En remettant en cause le monopole des syndicats pour négocier des conventions collectives, George Mischo a cimenté un front uni entre Nora Back et Patrick Dury. D’Handwierk réinterprète la maladresse ministérielle en courage politique. « Un ministre du Travail qui s’intéresse vraiment au travail », est intitulé l’édito panégyrique de novembre dernier. Or, Mischo y apparaît surtout comme un candide, quelqu’un qui serait « apparemment libre du paradoxe historique ». Mais peu importe, finalement. « Que cela ait été son intention ou non », il aurait ouvert « une fenêtre d’opportunité ».
Luc Frieden recule pour mieux avancer. Suite au shitstorm syndical, il a reconnu le monopole syndical en matière des conventions collectives. En parallèle, il ne cesse de répéter que « certaines choses », dont les horaires de travail, pourraient être sortis des conventions collectives et être négociées directement entre les salariés et leur management. « Loosst ons dat net ze vill ideologesch ugoen », disait-il lors de son « Neijoerschinterview » sur RTL-Télé. L’accord de coalition reste relativement vague : « Faciliter les accords entre employeurs et salariés tout en garantissant que ces discussions se déroulent sur un pied d’égalité ». Le DP et le CSV avaient préparé le terrain dans leurs programmes électoraux respectifs. « À l’avenir, les horaires de travail devront être négociés individuellement entre l’employeur et l’employé, sans qu’ils ne se sentent inutilement à l’étroit à cause d’un droit du travail inflexible », écrivaient les libéraux. Les chrétiens-sociaux ne disaient pas autre chose : « Nous allons toujours favoriser des accords d’entreprise internes entre employeurs et employés ».
La FdA dit constater « un recul rampant » des conventions dans l’artisanat, passées de seize à dix entre 2020 et 2025, même si des secteurs comme le bâtiment et le nettoyage sont toujours couverts. Pour l’économie dans son ensemble, le taux de couverture se situe actuellement à 59 pour cent. Il est élevé dans la santé et l’action sociale, le transport, la construction et dans les banques. Il est en revanche faible dans le commerce, l’hôtellerie et la restauration. Côté employeurs, il existe pourtant des incitations pour signer avec les syndicats : Éviter par exemple la concurrence déloyale, ou permettre plus de flexibilité dans l’organisation du travail. (Même si la libéralisation prévue des heures d’ouverture risquera d’annuler cet argument.)

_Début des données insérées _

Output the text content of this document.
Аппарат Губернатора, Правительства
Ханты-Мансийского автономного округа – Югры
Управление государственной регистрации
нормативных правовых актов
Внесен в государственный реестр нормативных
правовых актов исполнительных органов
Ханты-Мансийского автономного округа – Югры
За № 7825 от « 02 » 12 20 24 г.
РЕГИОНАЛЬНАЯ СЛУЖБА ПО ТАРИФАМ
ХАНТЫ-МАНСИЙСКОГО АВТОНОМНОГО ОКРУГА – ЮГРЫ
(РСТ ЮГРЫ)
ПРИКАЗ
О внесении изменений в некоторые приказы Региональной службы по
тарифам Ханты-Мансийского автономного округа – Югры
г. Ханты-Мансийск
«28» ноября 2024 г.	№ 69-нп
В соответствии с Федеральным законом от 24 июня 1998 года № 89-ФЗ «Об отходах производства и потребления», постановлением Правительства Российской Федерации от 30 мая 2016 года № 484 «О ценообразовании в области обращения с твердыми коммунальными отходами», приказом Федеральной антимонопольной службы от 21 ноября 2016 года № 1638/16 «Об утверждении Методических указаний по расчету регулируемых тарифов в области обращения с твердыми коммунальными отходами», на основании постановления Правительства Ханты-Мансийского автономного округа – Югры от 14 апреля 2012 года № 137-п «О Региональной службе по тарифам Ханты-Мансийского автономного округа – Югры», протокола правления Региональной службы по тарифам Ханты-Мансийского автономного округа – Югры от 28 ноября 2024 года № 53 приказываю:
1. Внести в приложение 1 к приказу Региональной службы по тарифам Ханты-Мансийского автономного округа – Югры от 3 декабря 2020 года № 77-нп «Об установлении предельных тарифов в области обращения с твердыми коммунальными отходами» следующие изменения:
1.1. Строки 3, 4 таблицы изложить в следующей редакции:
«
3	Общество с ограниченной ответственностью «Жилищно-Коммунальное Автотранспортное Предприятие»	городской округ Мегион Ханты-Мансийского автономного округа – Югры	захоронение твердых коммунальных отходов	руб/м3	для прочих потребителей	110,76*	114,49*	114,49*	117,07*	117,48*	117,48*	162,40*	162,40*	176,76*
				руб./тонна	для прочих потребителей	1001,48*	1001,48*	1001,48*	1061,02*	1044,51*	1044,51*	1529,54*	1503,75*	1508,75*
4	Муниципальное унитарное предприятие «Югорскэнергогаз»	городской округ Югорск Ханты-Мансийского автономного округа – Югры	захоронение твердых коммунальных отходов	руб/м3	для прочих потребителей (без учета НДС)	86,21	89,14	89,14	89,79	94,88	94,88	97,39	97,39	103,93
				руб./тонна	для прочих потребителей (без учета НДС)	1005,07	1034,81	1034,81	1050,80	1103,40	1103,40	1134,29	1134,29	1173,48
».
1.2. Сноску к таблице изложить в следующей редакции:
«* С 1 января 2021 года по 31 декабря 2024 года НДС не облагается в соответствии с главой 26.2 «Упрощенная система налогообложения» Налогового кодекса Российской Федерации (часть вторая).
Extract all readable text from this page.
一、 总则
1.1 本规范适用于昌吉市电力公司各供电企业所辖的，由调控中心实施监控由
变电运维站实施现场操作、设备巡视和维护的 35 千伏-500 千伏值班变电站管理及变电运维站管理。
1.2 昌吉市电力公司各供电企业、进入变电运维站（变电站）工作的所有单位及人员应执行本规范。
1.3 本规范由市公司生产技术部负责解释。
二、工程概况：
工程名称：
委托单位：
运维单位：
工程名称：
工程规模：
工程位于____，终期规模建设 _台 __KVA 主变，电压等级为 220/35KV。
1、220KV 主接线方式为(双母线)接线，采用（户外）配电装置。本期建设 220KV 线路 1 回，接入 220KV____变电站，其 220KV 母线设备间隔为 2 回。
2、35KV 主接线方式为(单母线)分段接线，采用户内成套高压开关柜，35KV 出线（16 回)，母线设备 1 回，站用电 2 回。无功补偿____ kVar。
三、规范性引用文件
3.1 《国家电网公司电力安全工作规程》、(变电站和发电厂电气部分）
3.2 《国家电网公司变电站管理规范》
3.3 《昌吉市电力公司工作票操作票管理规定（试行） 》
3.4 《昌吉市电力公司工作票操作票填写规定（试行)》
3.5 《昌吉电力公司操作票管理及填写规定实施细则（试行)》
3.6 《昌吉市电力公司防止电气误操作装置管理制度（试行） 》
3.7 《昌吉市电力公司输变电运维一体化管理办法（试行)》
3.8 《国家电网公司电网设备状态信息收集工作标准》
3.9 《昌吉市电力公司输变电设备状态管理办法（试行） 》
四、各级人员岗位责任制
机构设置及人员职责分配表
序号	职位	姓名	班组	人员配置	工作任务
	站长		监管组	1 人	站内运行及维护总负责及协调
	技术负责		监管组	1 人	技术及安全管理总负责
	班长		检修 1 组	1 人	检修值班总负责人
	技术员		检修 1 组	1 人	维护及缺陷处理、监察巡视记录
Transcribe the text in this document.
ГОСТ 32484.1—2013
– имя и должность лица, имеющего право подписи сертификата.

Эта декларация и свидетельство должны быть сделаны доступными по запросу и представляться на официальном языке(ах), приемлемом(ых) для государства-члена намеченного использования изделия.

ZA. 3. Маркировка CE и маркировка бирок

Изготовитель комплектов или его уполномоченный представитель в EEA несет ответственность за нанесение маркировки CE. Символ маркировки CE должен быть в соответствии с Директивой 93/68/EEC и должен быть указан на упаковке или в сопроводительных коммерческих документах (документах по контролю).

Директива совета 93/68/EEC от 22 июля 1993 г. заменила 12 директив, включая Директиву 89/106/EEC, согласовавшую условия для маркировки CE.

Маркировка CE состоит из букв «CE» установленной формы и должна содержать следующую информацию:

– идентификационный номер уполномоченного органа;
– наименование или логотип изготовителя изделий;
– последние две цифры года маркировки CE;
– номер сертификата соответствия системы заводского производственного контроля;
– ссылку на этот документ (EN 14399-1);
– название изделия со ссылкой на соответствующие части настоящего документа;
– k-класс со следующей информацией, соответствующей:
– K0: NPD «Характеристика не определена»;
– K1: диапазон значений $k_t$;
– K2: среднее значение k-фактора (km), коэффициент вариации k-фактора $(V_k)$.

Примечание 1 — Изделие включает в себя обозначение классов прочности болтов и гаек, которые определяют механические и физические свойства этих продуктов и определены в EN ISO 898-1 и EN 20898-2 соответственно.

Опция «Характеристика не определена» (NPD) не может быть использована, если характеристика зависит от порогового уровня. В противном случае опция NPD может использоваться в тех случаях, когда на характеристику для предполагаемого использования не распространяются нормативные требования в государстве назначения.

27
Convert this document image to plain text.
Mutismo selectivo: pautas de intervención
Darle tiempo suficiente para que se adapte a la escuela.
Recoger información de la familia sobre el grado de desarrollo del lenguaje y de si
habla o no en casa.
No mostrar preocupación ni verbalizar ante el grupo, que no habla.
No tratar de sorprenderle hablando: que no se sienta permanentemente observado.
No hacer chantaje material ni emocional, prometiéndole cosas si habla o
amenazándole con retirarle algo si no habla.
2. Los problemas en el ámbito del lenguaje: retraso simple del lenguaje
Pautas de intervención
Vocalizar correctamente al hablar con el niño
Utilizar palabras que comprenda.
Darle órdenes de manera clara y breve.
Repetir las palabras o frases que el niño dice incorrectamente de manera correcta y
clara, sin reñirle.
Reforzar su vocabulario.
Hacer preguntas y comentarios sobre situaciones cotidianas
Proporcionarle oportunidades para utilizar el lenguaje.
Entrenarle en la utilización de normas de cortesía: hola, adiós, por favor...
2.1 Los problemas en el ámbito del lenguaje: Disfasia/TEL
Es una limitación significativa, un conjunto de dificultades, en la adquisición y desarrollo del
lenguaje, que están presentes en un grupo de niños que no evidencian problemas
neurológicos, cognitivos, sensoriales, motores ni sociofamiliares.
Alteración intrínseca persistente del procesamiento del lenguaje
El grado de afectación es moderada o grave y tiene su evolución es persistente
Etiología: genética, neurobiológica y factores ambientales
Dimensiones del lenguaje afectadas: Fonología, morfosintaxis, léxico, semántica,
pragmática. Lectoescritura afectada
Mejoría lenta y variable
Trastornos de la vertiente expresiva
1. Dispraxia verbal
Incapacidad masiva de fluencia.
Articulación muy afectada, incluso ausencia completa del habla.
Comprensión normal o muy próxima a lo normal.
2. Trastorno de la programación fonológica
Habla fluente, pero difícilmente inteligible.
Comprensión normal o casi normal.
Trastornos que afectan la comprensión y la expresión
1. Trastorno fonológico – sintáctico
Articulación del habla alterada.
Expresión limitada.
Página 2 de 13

Certaines organisations patronales ne se considèrent plus comme partenaires sociaux, mais exclusivement comme lobbyistes et service providers. Dans un communiqué récent, le Groupement pétrolier (affilié à la Fedil) traite ainsi les syndicats de « forces externes » et les conventions collectives d’« instrument complètement étranger ». Une telle campagne de dénigrement semble paradoxale. En théorie, les négociations de conventions devraient constituer le cœur de métier d’une fédération patronale, et un argument de vente pour attirer de nouveaux adhérents. Ses membres auraient de plus en plus l’impression de n’avoir « plus rien à y gagner », considérant les conventions collectives comme un exercice « coûteux » et « sans contrepartie », dit Romain Schmit. Carole Muller, la présidente de la Luxembourg Confederation, abonde dans ce sens : « Le one-size-fits-all ne fonctionne pas ».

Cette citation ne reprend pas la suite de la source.